Look, I know that ‘How are you?’ is a greeting… and not a question to send you into great constipated lengths about your sciatica. I usually respond with ‘I am glad you asked’ before smirking: ‘You got a few hours?’

And when their eyes go into the panic of a man who suddenly realizes he has mailed the wrong letters to his wife and mistress, I simply offer: ‘I am effervescent.’ And you can see their relief, like a bus just ran over the mailman.

The trouble, as I told Dudley, is now I’ve met this dentist from Siberia who’s confusing me. After 2 years she’s still healing from an ex-husband, who was a veteran with mental wounds. He drank himself to death after they were already divorced. But she seems afraid to let go of the past. You know, and at least give herself – and us – a chance at the ring on the merry-go-round.

After texting her some metaphysical concoction the other day she replied that she “liked people who have the life of the mind. Your words are so… free and extravagant. I didn’t know many people like you in life. I always gravitated to suffering, stoic types with no emotions.”

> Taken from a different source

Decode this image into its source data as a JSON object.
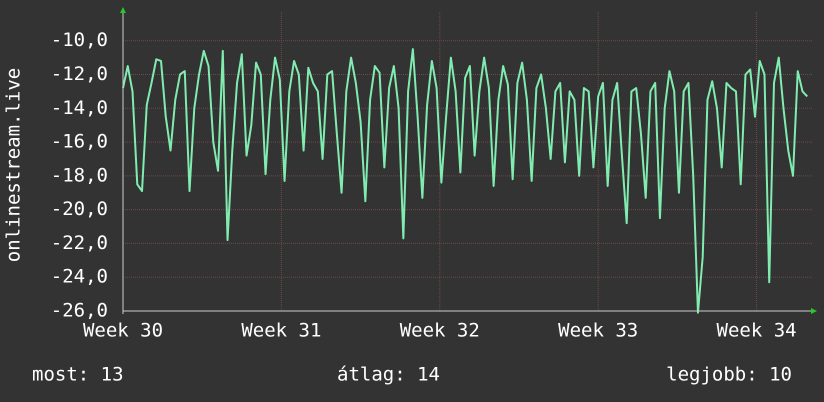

“Uh-oh…” said Dudley, “set your stop watch.”

Sooo…. It’s three weeks into the new year. And obviously I feel things are getting recycled. I don’t do resolutions because I don’t need to lose weight. Or quit drinking. Or get something done I’ve been promising to do. I just need to get to it. All of it.

And finally Dudley, getting back to being a tad melancholy, ventured into exploring what he apparently had been investigating most recently in his own life. And no doubt why he suddenly phoned instead of spitting in the wind. He was missing not having someone in his life to share the morning smiles and pillow talk. He was lonely. And now he poignantly asked if I was too.

And I told him that I have made good friends — with loneliness. I am able to lose myself constantly in crowds. Forever the observer. The voyeur. The wanderer. The itinerant journalist still lingering in us.

I have enough ‘buddies,’ I told him. But then rather candidly confessed: ‘ But I do miss companionship. I also miss being in love. I know it can be suffocating. I know it is like smoking an exploding cigar. But I need it. I need somebody to love.

‘I guess I need to suffer,’ I said.

Dudley chuckled softly: “That’s why g-d made Eve.”

But of course. In the meantime, I admitted, ‘I always leave a light on and the radio playing so I don’t come home to a dark and empty house.’

It’s strange to be telling this to someone like Dudley who’s not really a close friend any more. Just somebody I used to know well before life and fate and inconvenient truths intervened. I guess we all need a tell-tale heart of someone to just talk with to get the words flowing. And here’s an old friend, who just called to say hello. And wish me what we all wish for — to learn from yesterday. Live for today. And hope for tomorrow.

True conversations can be like that. You catch a person with a smile in his voice and a humor that masks all those nagging thoughts. It helps to keep the wind at your back for another trip around the sun.